哲学対話は、子どもたちの思考力や主体性を育む手法として知られていますが、その本質には「自由になんでも話せることが楽しい」という側面があります。この哲学対話の要素を婚活に取り入れることで、婚活をより楽しく、そして有意義なものにできるのではないでしょうか。
婚活では、異性と一対一で向き合うため、緊張したり、話題を探すことに気を取られて精神的な余裕がなくなることもあります。一方で、哲学対話は複数人で行うため、すべてのリアクションに自分が対応する必要がなく、自然な流れで会話が進みます。さらに、話すテーマが決まっているため、話題探しに悩むこともありません。また、婚活中の悩みや不安を共有できる場にもなり、心理的な負担を軽減する効果も期待できるでしょう。

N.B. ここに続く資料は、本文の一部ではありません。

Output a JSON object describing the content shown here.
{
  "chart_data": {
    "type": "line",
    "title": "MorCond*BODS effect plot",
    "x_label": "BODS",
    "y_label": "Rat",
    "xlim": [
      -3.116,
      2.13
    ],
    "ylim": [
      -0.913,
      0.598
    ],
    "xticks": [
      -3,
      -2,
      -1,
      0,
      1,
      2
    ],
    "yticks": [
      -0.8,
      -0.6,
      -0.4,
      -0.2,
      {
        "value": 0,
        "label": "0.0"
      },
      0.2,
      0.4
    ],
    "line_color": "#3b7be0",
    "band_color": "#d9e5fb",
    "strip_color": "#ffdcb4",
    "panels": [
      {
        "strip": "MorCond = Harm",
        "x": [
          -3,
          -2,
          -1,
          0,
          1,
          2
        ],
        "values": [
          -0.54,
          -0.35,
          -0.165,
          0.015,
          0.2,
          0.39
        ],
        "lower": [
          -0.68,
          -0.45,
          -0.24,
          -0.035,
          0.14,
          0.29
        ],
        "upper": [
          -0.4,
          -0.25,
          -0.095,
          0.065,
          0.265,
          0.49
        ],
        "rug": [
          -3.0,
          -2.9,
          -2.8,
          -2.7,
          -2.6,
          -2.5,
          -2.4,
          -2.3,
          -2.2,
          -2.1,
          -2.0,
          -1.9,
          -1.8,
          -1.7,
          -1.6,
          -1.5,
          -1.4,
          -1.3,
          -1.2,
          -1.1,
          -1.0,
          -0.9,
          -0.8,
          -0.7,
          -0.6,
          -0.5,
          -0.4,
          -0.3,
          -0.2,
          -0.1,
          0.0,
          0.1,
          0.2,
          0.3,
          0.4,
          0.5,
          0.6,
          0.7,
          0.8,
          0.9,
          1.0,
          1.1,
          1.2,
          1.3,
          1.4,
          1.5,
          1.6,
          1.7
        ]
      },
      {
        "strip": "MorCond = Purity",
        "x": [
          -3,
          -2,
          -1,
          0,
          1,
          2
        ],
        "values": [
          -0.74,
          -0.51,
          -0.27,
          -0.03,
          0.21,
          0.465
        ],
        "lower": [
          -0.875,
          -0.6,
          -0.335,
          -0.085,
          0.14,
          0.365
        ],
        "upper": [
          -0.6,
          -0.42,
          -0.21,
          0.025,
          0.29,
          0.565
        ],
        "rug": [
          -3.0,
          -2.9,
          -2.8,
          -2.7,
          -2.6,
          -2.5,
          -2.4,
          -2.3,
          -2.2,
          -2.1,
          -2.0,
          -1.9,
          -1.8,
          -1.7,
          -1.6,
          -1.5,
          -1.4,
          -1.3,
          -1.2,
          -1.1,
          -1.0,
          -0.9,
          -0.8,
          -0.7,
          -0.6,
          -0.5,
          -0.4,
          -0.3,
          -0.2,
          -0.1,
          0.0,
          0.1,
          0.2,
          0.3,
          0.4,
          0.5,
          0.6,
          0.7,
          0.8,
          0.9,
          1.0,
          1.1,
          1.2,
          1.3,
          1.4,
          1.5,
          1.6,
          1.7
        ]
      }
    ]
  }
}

子どもたちが遊びを通して学ぶように、大人もまた、楽しいことや面白いことには積極的に取り組むものです。婚活が楽しくなければ、長期間続けるのは難しくなります。哲学対話を取り入れることで、婚活そのものを楽しみながら、自己成長につなげることができるのです。
「婚活は辛いもの、楽しくないもの」という固定観念を変え、哲学対話という新たなアプローチを取り入れることで、婚活をより前向きで実りあるものにしてみませんか?